In sweet memories of my ever loving brother "kutty thambi " ARUN KUMAR

Friday, August 20, 2010

Recover Corrupt/Missing OCR and Voting Disk with No Backup

Recover Corrupt/Missing OCR and Voting Disk without Backup

It happens. Not very often, but it can happen. You are faced with a corrupt or missing Oracle Cluster Registry (OCR) and have no backup to recover from.

/u01/crs/oracle/product/10.2.0/crs/log/rac1/alertrac1.log

[client(20186)]CRS-1006:The OCR location /dev/raw/raw1 is inaccessible.
Details in /u01/crs/oracle/product/10.2.0/crs/log/rac1/client/ocrcheck_20186.log.

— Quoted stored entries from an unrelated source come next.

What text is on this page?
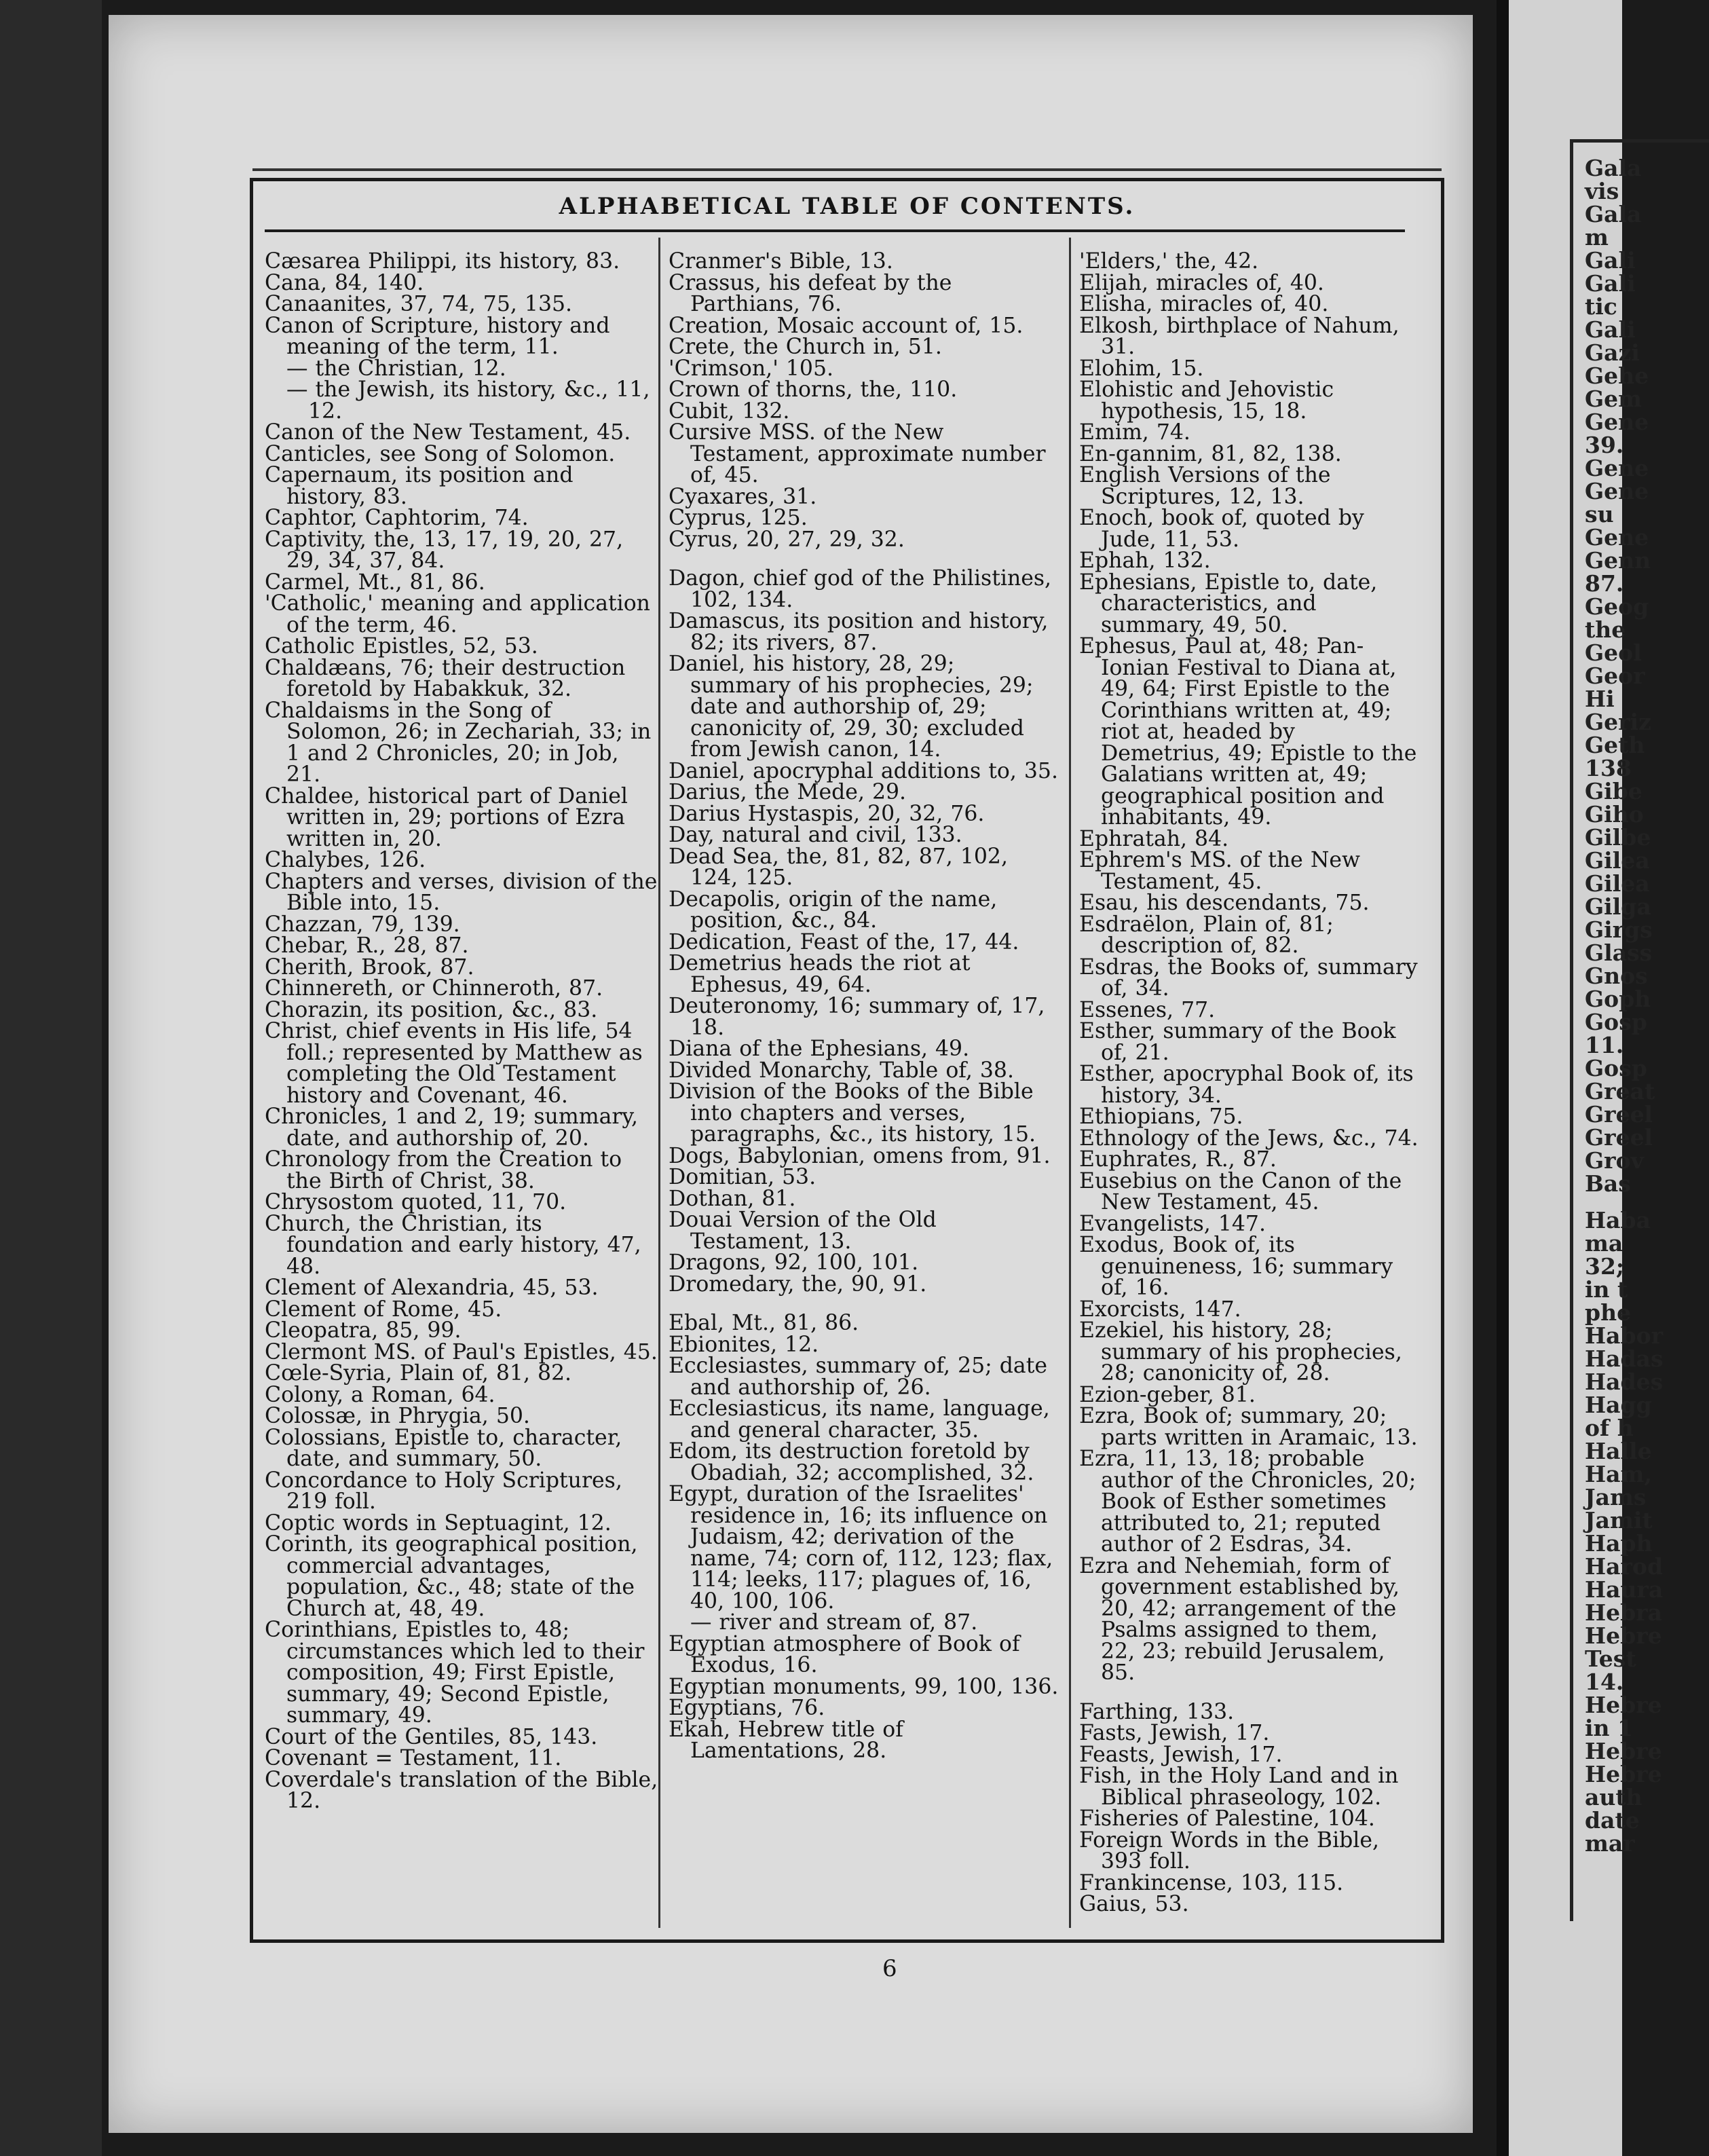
Gala
vis
Gala
m
Gali
Gali
tic
Gali
Gazi
Gehe
Gem
Gene
39.
Gene
Gene
su
Gene
Genn
87.
Geog
the
Geol
Geor
Hi
Geriz
Geth
138
Gibe
Giho
Gilbe
Gilea
Gilea
Gilga
Girgs
Glass
Gnos
Goph
Gosp
11.
Gosp
Great
Greel
Greel
Grov
Bas
Haba
ma
32;
in t
phe
Habor
Hadas
Hades
Hagg
of h
Halle
Ham,
Jams
Jamit
Haph
Harod
Haura
Hebra
Hebre
Test
14.
Hebre
in 1
Hebre
Hebre
auth
date
mar
ALPHABETICAL TABLE OF CONTENTS.

Cæsarea Philippi, its history, 83.

Cana, 84, 140.

Canaanites, 37, 74, 75, 135.

Canon of Scripture, history and meaning of the term, 11.

— the Christian, 12.

— the Jewish, its history, &c., 11, 12.

Canon of the New Testament, 45.

Canticles, see Song of Solomon.

Capernaum, its position and history, 83.

Caphtor, Caphtorim, 74.

Captivity, the, 13, 17, 19, 20, 27, 29, 34, 37, 84.

Carmel, Mt., 81, 86.

'Catholic,' meaning and application of the term, 46.

Catholic Epistles, 52, 53.

Chaldæans, 76; their destruction foretold by Habakkuk, 32.

Chaldaisms in the Song of Solomon, 26; in Zechariah, 33; in 1 and 2 Chronicles, 20; in Job, 21.

Chaldee, historical part of Daniel written in, 29; portions of Ezra written in, 20.

Chalybes, 126.

Chapters and verses, division of the Bible into, 15.

Chazzan, 79, 139.

Chebar, R., 28, 87.

Cherith, Brook, 87.

Chinnereth, or Chinneroth, 87.

Chorazin, its position, &c., 83.

Christ, chief events in His life, 54 foll.; represented by Matthew as completing the Old Testament history and Covenant, 46.

Chronicles, 1 and 2, 19; summary, date, and authorship of, 20.

Chronology from the Creation to the Birth of Christ, 38.

Chrysostom quoted, 11, 70.

Church, the Christian, its foundation and early history, 47, 48.

Clement of Alexandria, 45, 53.

Clement of Rome, 45.

Cleopatra, 85, 99.

Clermont MS. of Paul's Epistles, 45.

Cœle-Syria, Plain of, 81, 82.

Colony, a Roman, 64.

Colossæ, in Phrygia, 50.

Colossians, Epistle to, character, date, and summary, 50.

Concordance to Holy Scriptures, 219 foll.

Coptic words in Septuagint, 12.

Corinth, its geographical position, commercial advantages, population, &c., 48; state of the Church at, 48, 49.

Corinthians, Epistles to, 48; circumstances which led to their composition, 49; First Epistle, summary, 49; Second Epistle, summary, 49.

Court of the Gentiles, 85, 143.

Covenant = Testament, 11.

Coverdale's translation of the Bible, 12.

Cranmer's Bible, 13.

Crassus, his defeat by the Parthians, 76.

Creation, Mosaic account of, 15.

Crete, the Church in, 51.

'Crimson,' 105.

Crown of thorns, the, 110.

Cubit, 132.

Cursive MSS. of the New Testament, approximate number of, 45.

Cyaxares, 31.

Cyprus, 125.

Cyrus, 20, 27, 29, 32.

Dagon, chief god of the Philistines, 102, 134.

Damascus, its position and history, 82; its rivers, 87.

Daniel, his history, 28, 29; summary of his prophecies, 29; date and authorship of, 29; canonicity of, 29, 30; excluded from Jewish canon, 14.

Daniel, apocryphal additions to, 35.

Darius, the Mede, 29.

Darius Hystaspis, 20, 32, 76.

Day, natural and civil, 133.

Dead Sea, the, 81, 82, 87, 102, 124, 125.

Decapolis, origin of the name, position, &c., 84.

Dedication, Feast of the, 17, 44.

Demetrius heads the riot at Ephesus, 49, 64.

Deuteronomy, 16; summary of, 17, 18.

Diana of the Ephesians, 49.

Divided Monarchy, Table of, 38.

Division of the Books of the Bible into chapters and verses, paragraphs, &c., its history, 15.

Dogs, Babylonian, omens from, 91.

Domitian, 53.

Dothan, 81.

Douai Version of the Old Testament, 13.

Dragons, 92, 100, 101.

Dromedary, the, 90, 91.

Ebal, Mt., 81, 86.

Ebionites, 12.

Ecclesiastes, summary of, 25; date and authorship of, 26.

Ecclesiasticus, its name, language, and general character, 35.

Edom, its destruction foretold by Obadiah, 32; accomplished, 32.

Egypt, duration of the Israelites' residence in, 16; its influence on Judaism, 42; derivation of the name, 74; corn of, 112, 123; flax, 114; leeks, 117; plagues of, 16, 40, 100, 106.

— river and stream of, 87.

Egyptian atmosphere of Book of Exodus, 16.

Egyptian monuments, 99, 100, 136.

Egyptians, 76.

Ekah, Hebrew title of Lamentations, 28.

'Elders,' the, 42.

Elijah, miracles of, 40.

Elisha, miracles of, 40.

Elkosh, birthplace of Nahum, 31.

Elohim, 15.

Elohistic and Jehovistic hypothesis, 15, 18.

Emim, 74.

En-gannim, 81, 82, 138.

English Versions of the Scriptures, 12, 13.

Enoch, book of, quoted by Jude, 11, 53.

Ephah, 132.

Ephesians, Epistle to, date, characteristics, and summary, 49, 50.

Ephesus, Paul at, 48; Pan-Ionian Festival to Diana at, 49, 64; First Epistle to the Corinthians written at, 49; riot at, headed by Demetrius, 49; Epistle to the Galatians written at, 49; geographical position and inhabitants, 49.

Ephratah, 84.

Ephrem's MS. of the New Testament, 45.

Esau, his descendants, 75.

Esdraëlon, Plain of, 81; description of, 82.

Esdras, the Books of, summary of, 34.

Essenes, 77.

Esther, summary of the Book of, 21.

Esther, apocryphal Book of, its history, 34.

Ethiopians, 75.

Ethnology of the Jews, &c., 74.

Euphrates, R., 87.

Eusebius on the Canon of the New Testament, 45.

Evangelists, 147.

Exodus, Book of, its genuineness, 16; summary of, 16.

Exorcists, 147.

Ezekiel, his history, 28; summary of his prophecies, 28; canonicity of, 28.

Ezion-geber, 81.

Ezra, Book of; summary, 20; parts written in Aramaic, 13.

Ezra, 11, 13, 18; probable author of the Chronicles, 20; Book of Esther sometimes attributed to, 21; reputed author of 2 Esdras, 34.

Ezra and Nehemiah, form of government established by, 20, 42; arrangement of the Psalms assigned to them, 22, 23; rebuild Jerusalem, 85.

Farthing, 133.

Fasts, Jewish, 17.

Feasts, Jewish, 17.

Fish, in the Holy Land and in Biblical phraseology, 102.

Fisheries of Palestine, 104.

Foreign Words in the Bible, 393 foll.

Frankincense, 103, 115.

Gaius, 53.

6
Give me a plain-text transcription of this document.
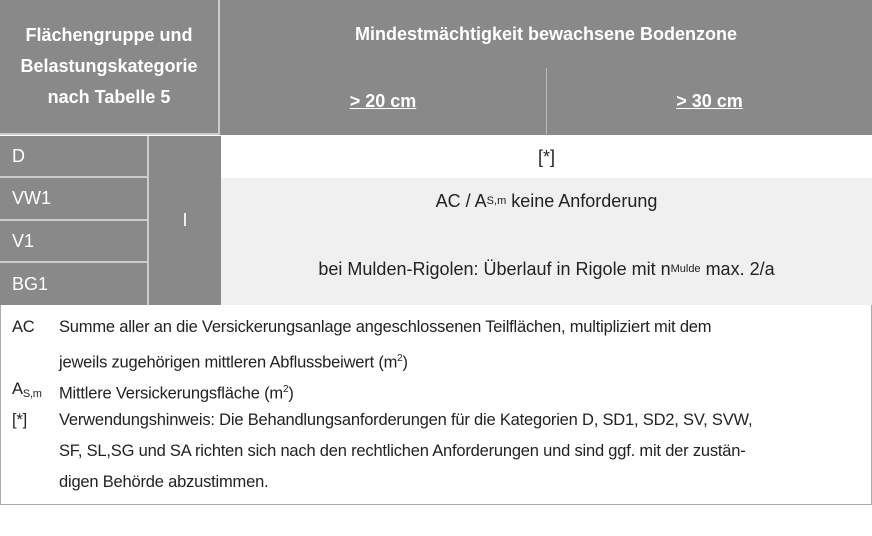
Flächengruppe und
Belastungskategorie
nach Tabelle 5
Mindestmächtigkeit bewachsene Bodenzone
> 20 cm	> 30 cm
D
VW1
V1
BG1
I
[*]
AC / A S,m keine Anforderung
bei Mulden-Rigolen: Überlauf in Rigole mit n Mulde max. 2/a
AC Summe aller an die Versickerungsanlage angeschlossenen Teilflächen, multipliziert mit dem
jeweils zugehörigen mittleren Abflussbeiwert $(m^2)$
$A_{S,m}$ Mittlere Versickerungsfläche $(m^2)$
[*] Verwendungshinweis: Die Behandlungsanforderungen für die Kategorien D, SD1, SD2, SV, SVW,
SF, SL,SG und SA richten sich nach den rechtlichen Anforderungen und sind ggf. mit der zustän-
digen Behörde abzustimmen.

ocrcheck_20186.log file contents
2010-08-20 12:19:19.796: [ default][4143896256]a_init:7!: Backend init unsuccessful : [22]
2010-08-20 12:19:19.804: [OCRCHECK][4143896256]Failed to initialize OCR context:
[PROC-22: The OCR backend has an invalid format]
2010-08-20 12:19:19.804: [OCRCHECK][4143896256]Failed to initialize ocrchek2
2010-08-20 12:19:19.804: [OCRCHECK][4143896256]Exiting [status=failed].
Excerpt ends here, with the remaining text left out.